Lewis William Burton (November 9, 1852 – October 18, 1940) was Bishop of Lexington in the Episcopal Church from 1896 to 1928.

==Early life and education==
Burton was born on November 9, 1852, in Cleveland, Ohio, the son of the Reverend Lewis Burton and Agnes Jane Wallace. He studied at Kenyon College and graduated with a Bachelor of Arts with honors in 1873 and a Master of Arts in 1886. He also studied at the Philadelphia Divinity School and earned a Bachelor of Divinity in 1877. He married Géorgie Hendree Ball on January 15, 1883, and together had three children. He was awarded a Doctor of Divinity in 1896 from Kenyon College and from Sewanee: The University of the South, respectively. In addition, he also received an honorary Doctor of Laws from St John's College in 1917.,

==Ordained ministry==
Burton was ordained deacon on June 24, 1877, at the Church of the Holy Spirit in Gambier, Ohio and priest on May 15, 1878, in St Paul's Church, Cleveland, Ohio, both by the Bishop of Ohio, Gregory T. Bedell.
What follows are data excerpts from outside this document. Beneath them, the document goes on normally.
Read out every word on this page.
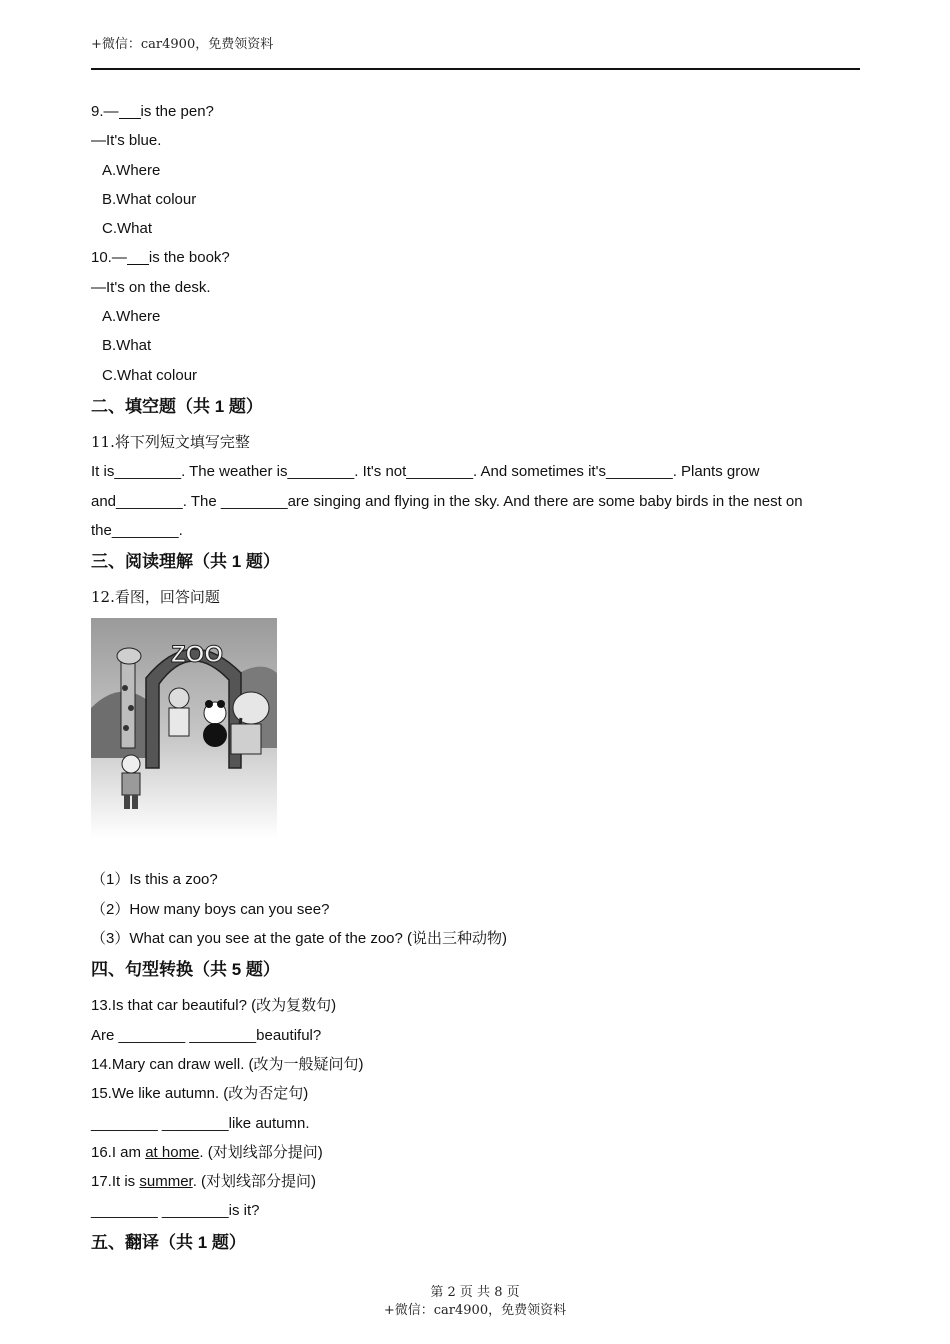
+微信：car4900，免费领资料
9.— is the pen?
—It's blue.
A.Where
B.What colour
C.What
10.— is the book?
—It's on the desk.
A.Where
B.What
C.What colour
二、填空题（共 1 题）
11.将下列短文填写完整
It is________. The weather is________. It's not________. And sometimes it's________. Plants grow
and________. The ________are singing and flying in the sky. And there are some baby birds in the nest on
the________.
三、阅读理解（共 1 题）
12.看图，回答问题
ZOO
（1）Is this a zoo?
（2）How many boys can you see?
（3）What can you see at the gate of the zoo? (说出三种动物)
四、句型转换（共 5 题）
13.Is that car beautiful? (改为复数句)
Are ________ ________beautiful?
14.Mary can draw well. (改为一般疑问句)
15.We like autumn. (改为否定句)
________ ________like autumn.
16.I am at home. (对划线部分提问)
17.It is summer. (对划线部分提问)
________ ________is it?
五、翻译（共 1 题）
第 2 页 共 8 页
+微信：car4900，免费领资料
He first served as assistant of All Saints' Church in Cleveland, Ohio from 1877 till 1880, before becoming rector of St Mark's Church in Cleveland in 1881. In 1884, he became rector of St John's Church in Richmond, Virginia and in 1893, he left for Louisville, Kentucky to serve as rector of St Andrew's Church.

==Episcopacy==
After the creation of the Diocese of Lexington in 1895, Burton was elected as its first bishop. He was consecrated on January 30, 1896, by Bishop Thomas Underwood Dudley of Kentucky, in St Andrew's Church, Louisville, Kentucky. He retained the post till his resignation on October 16, 1928. He died at his home in Lexington, Kentucky on October 18, 1940, after a long illness.